Он снял с себя плащ, пиджак, замотал пиджаком плечи девочки.
— Вася, пошли! Чего мокнуть! Да и факел гаснет. Давай ведро, Ерусалимский?
Казанкин взял девочку за руку, и она послушно пошла рядом с ним. Сзади шёл Лыткарин с бачками.
Едва они вскарабкались на откос, как факел погас. Васька бросил ненужную проволоку в лужу, и они пошли закоулками вверх, где шумела бессонная штамповка и желто светились высокие, забранные ажурными решётками окна.
8.
Открыв тугую, на пружинах дверь, что вела в штамповку со двора, Саша пропустил Казанкина с девочкой вперёд. Они миновали тёплый коридор, в котором шастали бусы, и вошли в смежное со штамповкой помещение. Его освещала пыльная лампочка. Через узкий дверной проём проникали отсветы жаркого пламени, бушевавшего в печи, клокочущий шум огня врывался в этот «предбанник». Здесь была теплынь, было сухо и не думалось о непогоде, разыгравшейся снаружи.
— Погрейся пока здесь, — усадил Казанкин девочку на табуретку. — Мы сейчас стекло отдадим.
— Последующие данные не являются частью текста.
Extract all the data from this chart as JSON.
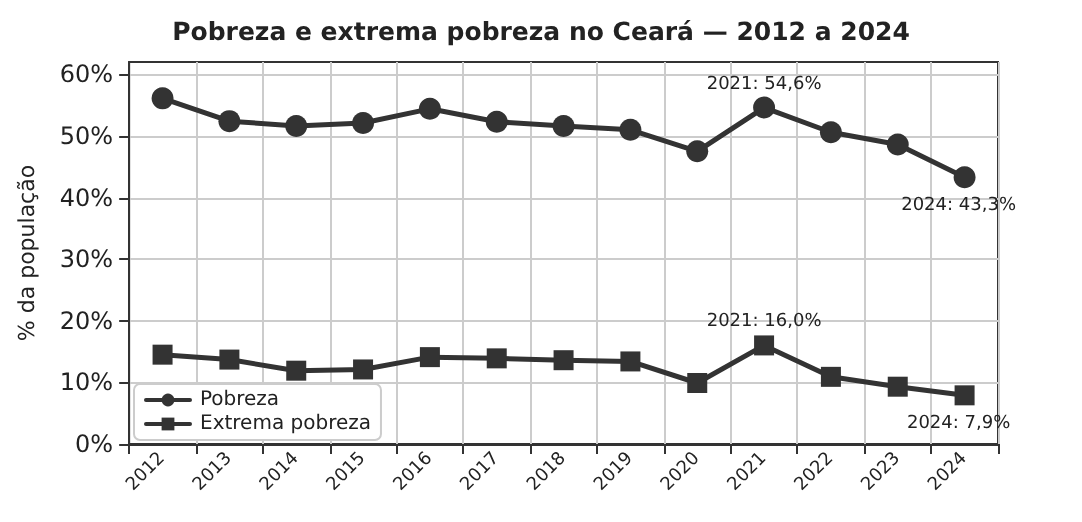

Саша поставил бачки на кафельные плитки пола.
Увидев незнакомую девочку рядом с ребятами, вышли бригадир и Мишка Никоноров. Потом появились остальные. Только Ермил продолжал стучать на станке, не глядя по сторонам, изредка запрокидывая тяжелое лицо под струю воздуха, вырывавшегося из вентиляционной трубы над головой.
Фунтиков подошёл к девочке. Сашин пиджак сполз с её плеч. Он поправил его.
— Откуда, такая чумазенькая? — спросил он у Лыткарина.
Тот пожал плечами:
— Не знаем… У сарая, где стекло, сидела. Вот привели…
— Правильно сделали, что привели.
Фунтиков вытер руки фартуком и внимательно посмотрел на ребенка, словно пытался выяснить, не видел ли где он это грязное созданье.
Девочка завороженно смотрела на пламя, бушующее в печи, видневшееся через дверь, прислушивалась к шипенью воздуха, вырывающегося из вентиляционных труб. Слезы обсохли и лишь виднелись следы от них на худеньком перепачканном личике.